Noting that “this phenomenon has forced a number of people to marry against their will,” he urged the clergy and laity to take up the responsibility of educating people on matrimonial consent and impediments to marriage.

Christian marriage is a covenant between a man and a woman for their whole life for the good of the spouses and the procreation and education of children, Archbishop Naameh said.

“There is a lot of discussion and debate about the meaning and purpose of marriage and the sacrament of marriage as a sign of God’s love in the world,” he said.

“Because of the many ideas about marriage in the world, the Christian understanding of marriage as total commitment is at stake,” he said, adding that “it is the Christian understanding of marriage as a sacrament that will ensure this lifetime commitment and the stability of marriage.”

Marriage is “a vocation because it is a response to a specific call to experience conjugal love as a sign — though imperfect — of the love between Christ and the church,” he said. “Consequently, the decision to marry and to have a family ought to be the fruit of a process of vocational discernment, which would lead to making a free choice in the matter.”

“Amoris Laetitia” sets out the responsibilities in building stronger families, Archbishop Naameh said, noting that it is in “families that we first learn our Christian faith and have our Christian identity.”

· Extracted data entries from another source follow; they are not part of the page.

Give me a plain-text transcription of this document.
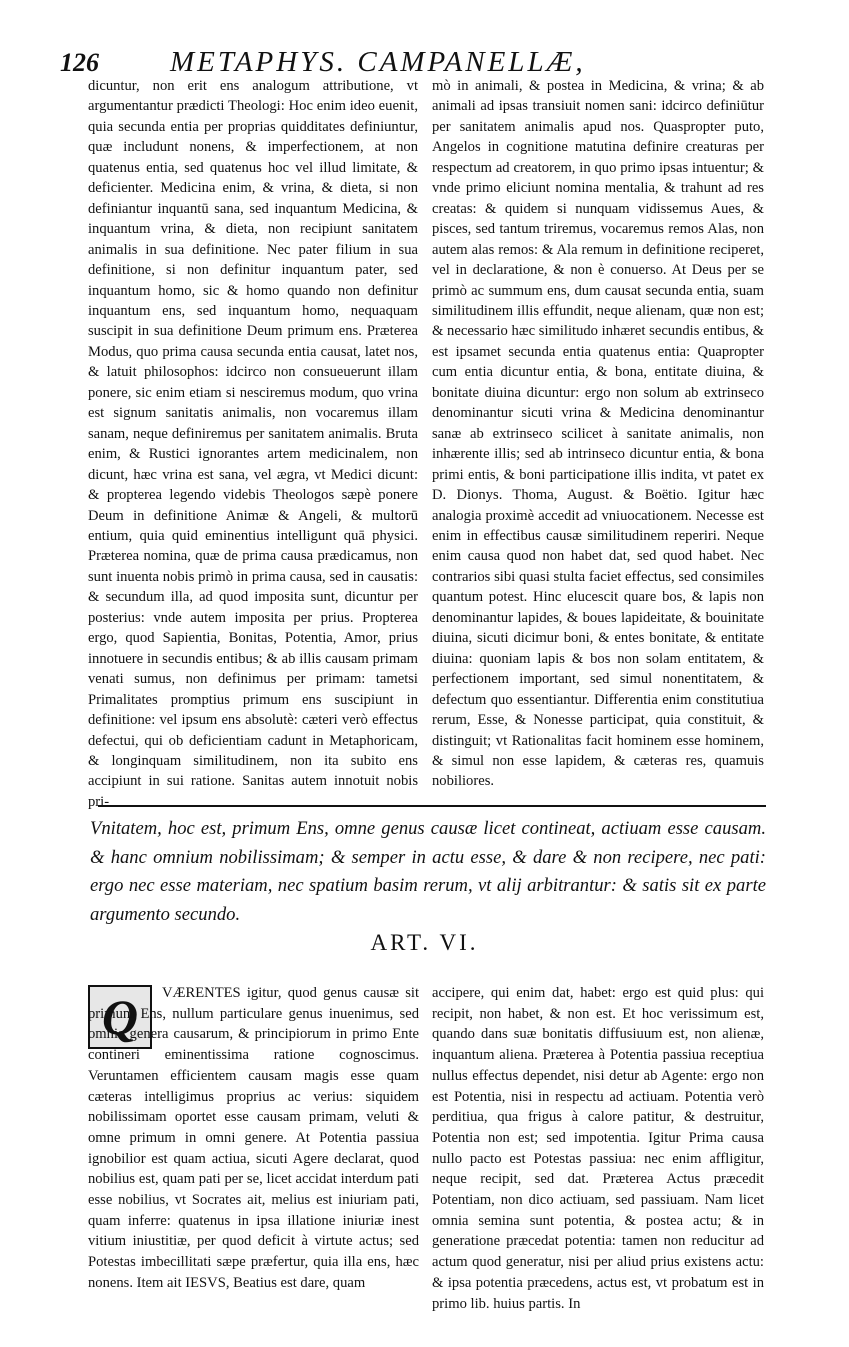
126 METAPHYS. CAMPANELLÆ,

dicuntur, non erit ens analogum attributione, vt argumentantur prædicti Theologi: Hoc enim ideo euenit, quia secunda entia per proprias quidditates definiuntur, quæ includunt nonens, & imperfectionem, at non quatenus entia, sed quatenus hoc vel illud limitate, & deficienter. Medicina enim, & vrina, & dieta, si non definiantur inquantū sana, sed inquantum Medicina, & inquantum vrina, & dieta, non recipiunt sanitatem animalis in sua definitione. Nec pater filium in sua definitione, si non definitur inquantum pater, sed inquantum homo, sic & homo quando non definitur inquantum ens, sed inquantum homo, nequaquam suscipit in sua definitione Deum primum ens. Præterea Modus, quo prima causa secunda entia causat, latet nos, & latuit philosophos: idcirco non consueuerunt illam ponere, sic enim etiam si nesciremus modum, quo vrina est signum sanitatis animalis, non vocaremus illam sanam, neque definiremus per sanitatem animalis. Bruta enim, & Rustici ignorantes artem medicinalem, non dicunt, hæc vrina est sana, vel ægra, vt Medici dicunt: & propterea legendo videbis Theologos sæpè ponere Deum in definitione Animæ & Angeli, & multorū entium, quia quid eminentius intelligunt quā physici. Præterea nomina, quæ de prima causa prædicamus, non sunt inuenta nobis primò in prima causa, sed in causatis: & secundum illa, ad quod imposita sunt, dicuntur per posterius: vnde autem imposita per prius. Propterea ergo, quod Sapientia, Bonitas, Potentia, Amor, prius innotuere in secundis entibus; & ab illis causam primam venati sumus, non definimus per primam: tametsi Primalitates promptius primum ens suscipiunt in definitione: vel ipsum ens absolutè: cæteri verò effectus defectui, qui ob deficientiam cadunt in Metaphoricam, & longinquam similitudinem, non ita subito ens accipiunt in sui ratione. Sanitas autem innotuit nobis pri-

mò in animali, & postea in Medicina, & vrina; & ab animali ad ipsas transiuit nomen sani: idcirco definiūtur per sanitatem animalis apud nos. Quaspropter puto, Angelos in cognitione matutina definire creaturas per respectum ad creatorem, in quo primo ipsas intuentur; & vnde primo eliciunt nomina mentalia, & trahunt ad res creatas: & quidem si nunquam vidissemus Aues, & pisces, sed tantum triremus, vocaremus remos Alas, non autem alas remos: & Ala remum in definitione reciperet, vel in declaratione, & non è conuerso. At Deus per se primò ac summum ens, dum causat secunda entia, suam similitudinem illis effundit, neque alienam, quæ non est; & necessario hæc similitudo inhæret secundis entibus, & est ipsamet secunda entia quatenus entia: Quapropter cum entia dicuntur entia, & bona, entitate diuina, & bonitate diuina dicuntur: ergo non solum ab extrinseco denominantur sicuti vrina & Medicina denominantur sanæ ab extrinseco scilicet à sanitate animalis, non inhærente illis; sed ab intrinseco dicuntur entia, & bona primi entis, & boni participatione illis indita, vt patet ex D. Dionys. Thoma, August. & Boëtio. Igitur hæc analogia proximè accedit ad vniuocationem. Necesse est enim in effectibus causæ similitudinem reperiri. Neque enim causa quod non habet dat, sed quod habet. Nec contrarios sibi quasi stulta faciet effectus, sed consimiles quantum potest. Hinc elucescit quare bos, & lapis non denominantur lapides, & boues lapideitate, & bouinitate diuina, sicuti dicimur boni, & entes bonitate, & entitate diuina: quoniam lapis & bos non solam entitatem, & perfectionem important, sed simul nonentitatem, & defectum quo essentiantur. Differentia enim constitutiua rerum, Esse, & Nonesse participat, quia constituit, & distinguit; vt Rationalitas facit hominem esse hominem, & simul non esse lapidem, & cæteras res, quamuis nobiliores.

Vnitatem, hoc est, primum Ens, omne genus causæ licet contineat, actiuam esse causam. & hanc omnium nobilissimam; & semper in actu esse, & dare & non recipere, nec pati: ergo nec esse materiam, nec spatium basim rerum, vt alij arbitrantur: & satis sit ex parte argumento secundo.

ART. VI.
Q	VÆRENTES igitur, quod genus causæ sit primum Ens, nullum particulare genus inuenimus, sed omnia genera causarum, & principiorum in primo Ente contineri eminentissima ratione cognoscimus. Veruntamen efficientem causam magis esse quam cæteras intelligimus proprius ac verius: siquidem nobilissimam oportet esse causam primam, veluti & omne primum in omni genere. At Potentia passiua ignobilior est quam actiua, sicuti Agere declarat, quod nobilius est, quam pati per se, licet accidat interdum pati esse nobilius, vt Socrates ait, melius est iniuriam pati, quam inferre: quatenus in ipsa illatione iniuriæ inest vitium iniustitiæ, per quod deficit à virtute actus; sed Potestas imbecillitati sæpe præfertur, quia illa ens, hæc nonens. Item ait IESVS, Beatius est dare, quam

accipere, qui enim dat, habet: ergo est quid plus: qui recipit, non habet, & non est. Et hoc verissimum est, quando dans suæ bonitatis diffusiuum est, non alienæ, inquantum aliena. Præterea à Potentia passiua receptiua nullus effectus dependet, nisi detur ab Agente: ergo non est Potentia, nisi in respectu ad actiuam. Potentia verò perditiua, qua frigus à calore patitur, & destruitur, Potentia non est; sed impotentia. Igitur Prima causa nullo pacto est Potestas passiua: nec enim affligitur, neque recipit, sed dat. Præterea Actus præcedit Potentiam, non dico actiuam, sed passiuam. Nam licet omnia semina sunt potentia, & postea actu; & in generatione præcedat potentia: tamen non reducitur ad actum quod generatur, nisi per aliud prius existens actu: & ipsa potentia præcedens, actus est, vt probatum est in primo lib. huius partis. In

Despite “the many signs of crisis in the institution of marriage, the desire to marry and form a family remains vibrant, especially among young people,” he said.

Ghana’s latest census, in 2010, showed that 3.4 percent of Ghanaians 15 years and older were divorced. There are an estimated 29 million people in the West African country.

In 2016-2017, 73 percent of divorce cases handled by the Legal Aid Scheme of Greater Accra were filed by women.